We still have that and it is awesome. PHP is better than ever.

In serious emergencies I even sometimes end up quickly SSH-en to a prod server and changing the file directly. Which is kind of horrifying but hey customer is happy it got fixed immediately and I get to relax and take my time to write a proper fix. Beats sweating and watching the pipeline build and asking around for people to approve my merge request.


They took away our access after one too many outages :yay:


Sounds like what happened with hot upgrade privileges in some erlang shops too.


I've worked at a smaller project where it worked just fine. The key I think is to have the project be small enough to be able to fit in my head.

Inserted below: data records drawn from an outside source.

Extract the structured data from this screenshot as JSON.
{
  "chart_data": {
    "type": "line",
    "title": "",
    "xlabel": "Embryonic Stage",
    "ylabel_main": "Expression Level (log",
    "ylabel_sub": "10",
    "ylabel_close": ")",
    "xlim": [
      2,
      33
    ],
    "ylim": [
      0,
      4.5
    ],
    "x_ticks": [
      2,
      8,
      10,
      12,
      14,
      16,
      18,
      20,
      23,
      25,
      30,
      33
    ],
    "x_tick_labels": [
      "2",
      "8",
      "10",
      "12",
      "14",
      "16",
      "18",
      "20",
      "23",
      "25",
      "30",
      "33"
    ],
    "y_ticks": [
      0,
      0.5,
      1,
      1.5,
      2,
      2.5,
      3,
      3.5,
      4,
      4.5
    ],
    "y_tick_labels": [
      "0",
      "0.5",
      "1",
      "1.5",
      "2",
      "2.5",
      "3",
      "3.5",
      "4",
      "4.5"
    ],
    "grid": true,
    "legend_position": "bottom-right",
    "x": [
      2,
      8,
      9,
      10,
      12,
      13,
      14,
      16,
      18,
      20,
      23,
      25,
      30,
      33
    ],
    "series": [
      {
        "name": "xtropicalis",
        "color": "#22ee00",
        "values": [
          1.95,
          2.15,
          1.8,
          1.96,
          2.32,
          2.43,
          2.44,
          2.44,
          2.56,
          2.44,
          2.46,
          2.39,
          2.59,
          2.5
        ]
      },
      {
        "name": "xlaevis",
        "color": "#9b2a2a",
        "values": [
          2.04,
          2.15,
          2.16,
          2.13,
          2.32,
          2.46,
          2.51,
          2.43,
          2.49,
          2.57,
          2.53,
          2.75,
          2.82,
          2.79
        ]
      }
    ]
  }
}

That and have an identical test server. I used to make changes locally, test it locally, then make the same change on test, have someone else look at it, get a lgtm, and do the same thing on the production machine. It sounds like a lot of steps but it is pretty straightforward.

Sadly, it probably doesn't work with bigger teams or more complicated projects.


A lot of things work on a small project where everybody knows what they are doing and can keep all the dependencies and data structure in their heads. Logging to the production server and editing PHP file right where apache is looking at it and fixing stuff with sql commands in the production database to address customer complaints.

The big question is what everyone else should be doing that survives the touch with unevenly distributed amounts of technical expertise and amount fucks given about result.


$2000 is an insult, good luck getting tips for your future vulns.